In this study, the allele specific markers were used to check the status of Rht genes in tall emmer varieties (NP200 and NP201), five semi dwarf emmer varieties (DDK1009, DDK1025, HW5013, HW5301 and MACS2961) and the newly developed dwarf mutant (HW1095) (Figure 1A and 1B). The validity of primers in tall emmer varieties for Rht-B1a and semi dwarf emmer varieties for Rht-B1b was confirmed. All semi dwarf emmer varieties showed a band of 237bp with primer pair BF-MR1 for presence of Rht-B1b. The parent variety NP200 showed amplification of wild type allele (Rht-B1a), however, the mutant (HW1095) showed absence of amplification for both Rht-B1a and Rht-B1b alleles with respective primer pairs. The PCR amplification was repeated on DNA extracted from next generation seedlings and results were found to be repeatable. This indicated that the mutant carried a different mutation than the existing allele (Rht-B1b). This was further confirmed by amplifying with another primer pair which covers a longer stretch of DNA segment (Figure 1C). In the mutant, this primer amplified a product of about 400bp as compared to 237bp with perfect primer pair (BF-MR1). Since the primer amplified the mutant allele, it is possible that mutation does not involve a large deletion. The amplification will enable further characterization of induced mutation. A variation was also observed in case of tall durum cultivar Bijaga Yellow where a band of 237 bp was expected with the primer pair BF-WR1, however, no amplification was observed with either primer pairs (Figure 1A and 1B).

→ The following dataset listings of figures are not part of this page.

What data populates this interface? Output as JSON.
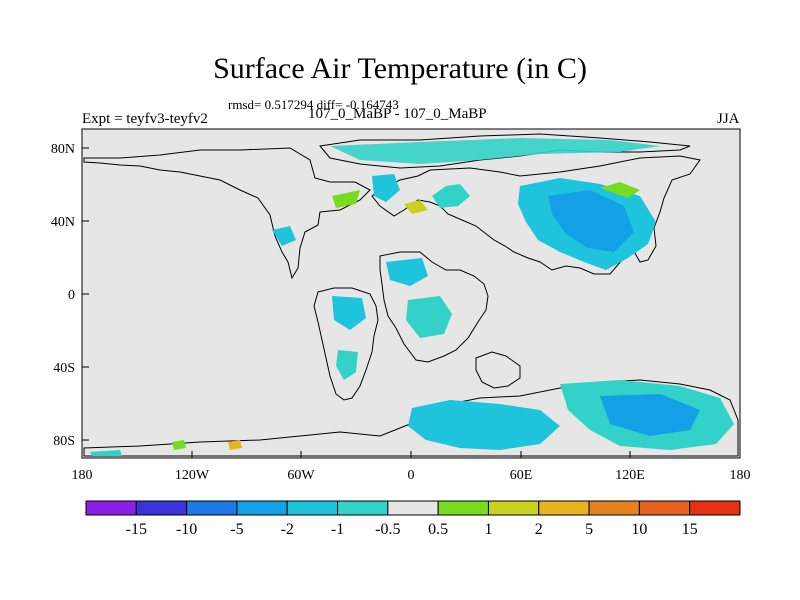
{
  "title": "Surface Air Temperature (in C)",
  "stats_line": "rmsd= 0.517294 diff= -0.164743",
  "left_label": "Expt = teyfv3-teyfv2",
  "center_label": "107_0_MaBP - 107_0_MaBP",
  "right_label": "JJA",
  "map": {
    "lon_range": [
      -180,
      180
    ],
    "lat_range": [
      -90,
      90
    ],
    "ocean_color": "#e6e6e6",
    "x_ticks": [
      "180",
      "120W",
      "60W",
      "0",
      "60E",
      "120E",
      "180"
    ],
    "y_ticks": [
      "80N",
      "40N",
      "0",
      "40S",
      "80S"
    ]
  },
  "colorbar": {
    "labels": [
      "-15",
      "-10",
      "-5",
      "-2",
      "-1",
      "-0.5",
      "0.5",
      "1",
      "2",
      "5",
      "10",
      "15"
    ],
    "colors": [
      "#8c1ee6",
      "#3c32dc",
      "#1e78e6",
      "#14a0e6",
      "#1ec3dc",
      "#32d2c8",
      "#e6e6e6",
      "#78dc1e",
      "#c8d21e",
      "#e6b41e",
      "#e6821e",
      "#e6641e",
      "#e63214"
    ]
  }
}
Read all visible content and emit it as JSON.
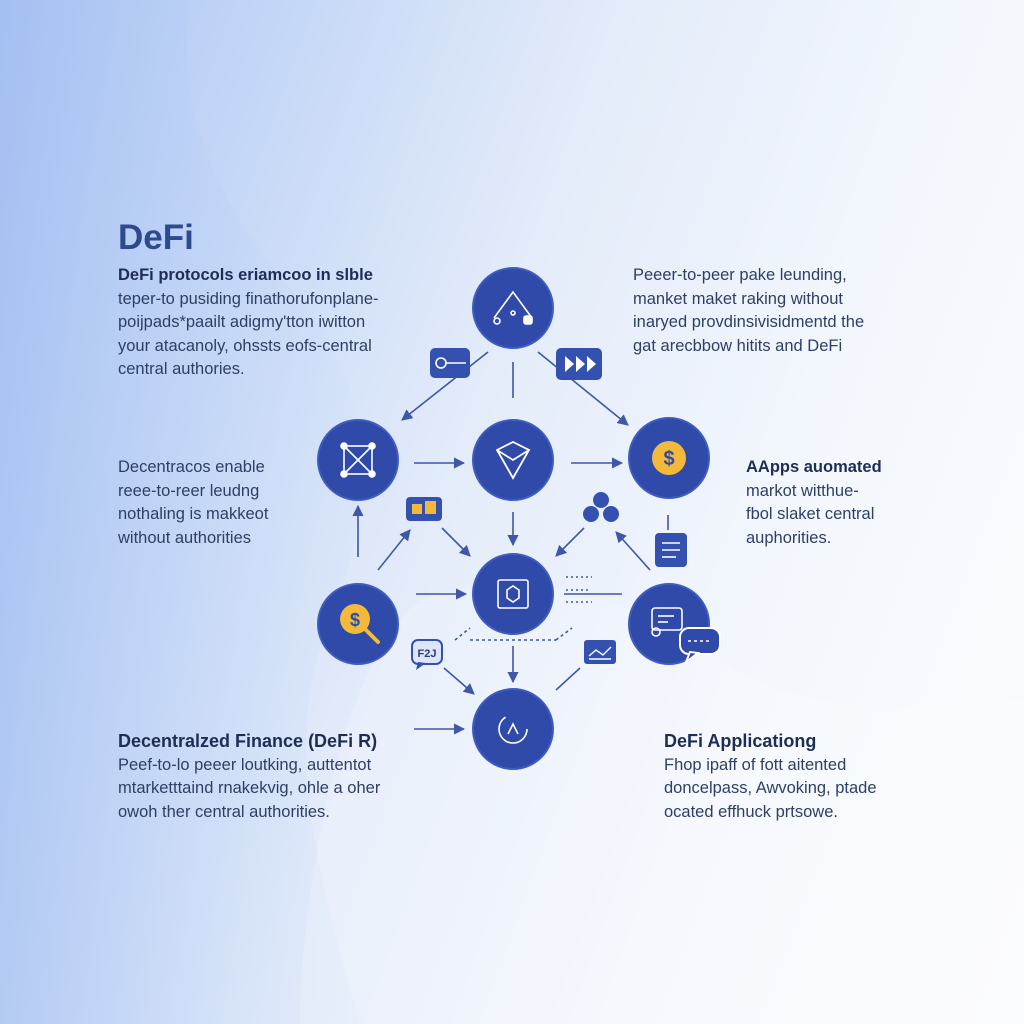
{
  "title": "DeFi",
  "blocks": {
    "top_left": {
      "lines": [
        "DeFi protocols eriamcoo in slble",
        "teper-to pusiding finathorufonplane-",
        "poijpads*paailt adigmy'tton iwitton",
        "your atacanoly, ohssts eofs-central",
        "central authories."
      ]
    },
    "top_right": {
      "lines": [
        "Peeer-to-peer pake leunding,",
        "manket maket raking without",
        "inaryed provdinsivisidmentd the",
        "gat arecbbow hitits and DeFi"
      ]
    },
    "mid_left": {
      "lines": [
        "Decentracos enable",
        "reee-to-reer leudng",
        "nothaling is makkeot",
        "without authorities"
      ]
    },
    "mid_right": {
      "lines": [
        "AApps auomated",
        "markot witthue-",
        "fbol slaket central",
        "auphorities."
      ]
    },
    "bottom_left": {
      "heading": "Decentralzed Finance (DeFi R)",
      "lines": [
        "Peef-to-lo peeer loutking, auttentot",
        "mtarketttaind rnakekvig, ohle a oher",
        "owoh ther central authorities."
      ]
    },
    "bottom_right": {
      "heading": "DeFi Applicationg",
      "lines": [
        "Fhop ipaff of fott aitented",
        "doncelpass, Awvoking, ptade",
        "ocated effhuck prtsowe."
      ]
    }
  },
  "diagram": {
    "nodes": [
      {
        "id": "top",
        "icon": "network-home-icon"
      },
      {
        "id": "left",
        "icon": "blockchain-cube-icon"
      },
      {
        "id": "center",
        "icon": "ethereum-diamond-icon"
      },
      {
        "id": "right",
        "icon": "dollar-coin-icon",
        "glyph": "$"
      },
      {
        "id": "core",
        "icon": "smart-contract-icon"
      },
      {
        "id": "bottom-left",
        "icon": "coin-search-icon",
        "glyph": "$"
      },
      {
        "id": "bottom-right",
        "icon": "chat-screen-icon"
      },
      {
        "id": "bottom",
        "icon": "refresh-dial-icon"
      }
    ],
    "badges": [
      {
        "id": "key",
        "icon": "key-icon"
      },
      {
        "id": "forward",
        "icon": "fast-forward-icon"
      },
      {
        "id": "wallet",
        "icon": "wallet-icon"
      },
      {
        "id": "people",
        "icon": "people-group-icon"
      },
      {
        "id": "document",
        "icon": "document-icon"
      },
      {
        "id": "chat",
        "icon": "chat-bubble-icon",
        "text": "F2J"
      },
      {
        "id": "chart",
        "icon": "chart-card-icon"
      }
    ],
    "colors": {
      "node_fill": "#2f4aa8",
      "node_stroke": "#3f5cc0",
      "badge_fill": "#3551b0",
      "coin": "#f2b93b",
      "arrow": "#3f57a6"
    }
  }
}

Figure 1: PCR analysis of T.dicoccum varieties and T.dicoccum (mutant) and T. durum varieties. Lane M: 100 bp ladder; Lane 1 & 3: T.dicoccum tall varieties-NP200 & NP201; Lane 2: T.dicoccum mutant HW1095; Lanes 4-8: T.dicoccum dwarf varieties - DDK1009, DDK1025, HW5013, HW5301, MACS2961; Lanes 9 & 10: T.durum tall varieties- A-9-30-1 & Bijaga Yellow; Lanes 11-13: T.durum dwarf varieties-HD4502, HD4530 and MACS2846: with primer BF-WR1 for Rht-B1a (A), BF-MR1 for Rht-B1b (B) and new primer pair (5’ CTCCTCC CTCCCCACCCCAAC-3’) and (5’- CATCCCCATGGCCATCTCGAGCTA-3’) (C)

This indicated that the mutant carried a different mutation than from the existing major gene mutations (Rht-B1b). The GA₃ sensitivity test showed that the two tall emmer varieties responded to externally applied gibberellin resulting in significant increase in seedling height. The semi dwarf emmer varieties and the new mutant showed no significant difference in mean seedling height for the water grown control and the GA₃ treatment.

A comparative yield trial, which included eight released varieties of emmer wheat, one bread, wheat and one macaroni wheat variety as control, NP200 parent and the mutant HW1095, was conducted in five diverse locations. The results showed that the mutant gave highest yield in three of the five locations among all the varieties. The mutant gave higher yield than the parent and other emmer wheat varieties at all the locations (Table 2). For mean of all the locations the mutant was at second place in ranking at 40.0 qt/ha compared to the bread wheat variety MACS 2496 which gave highest average yield of 40.4 qt/ha. These results showed that the mutant has high yielding potential in the tested locations.

Table 2: Grain yield of reduced height mutant (HW1095), parent and released varieties across different emmer growing regions of India

Conclusion

The study reported here showed induction of a mutation resulting in about 30% reduction in height. The mutant was insensitive to externally applied gibberellin. The absence of amplification with primers specific to wild type allele or the known allele causing height reduction and insensitivity to externally applied gibberellin indicated that there was a different mutation at the Rht-B1 locus.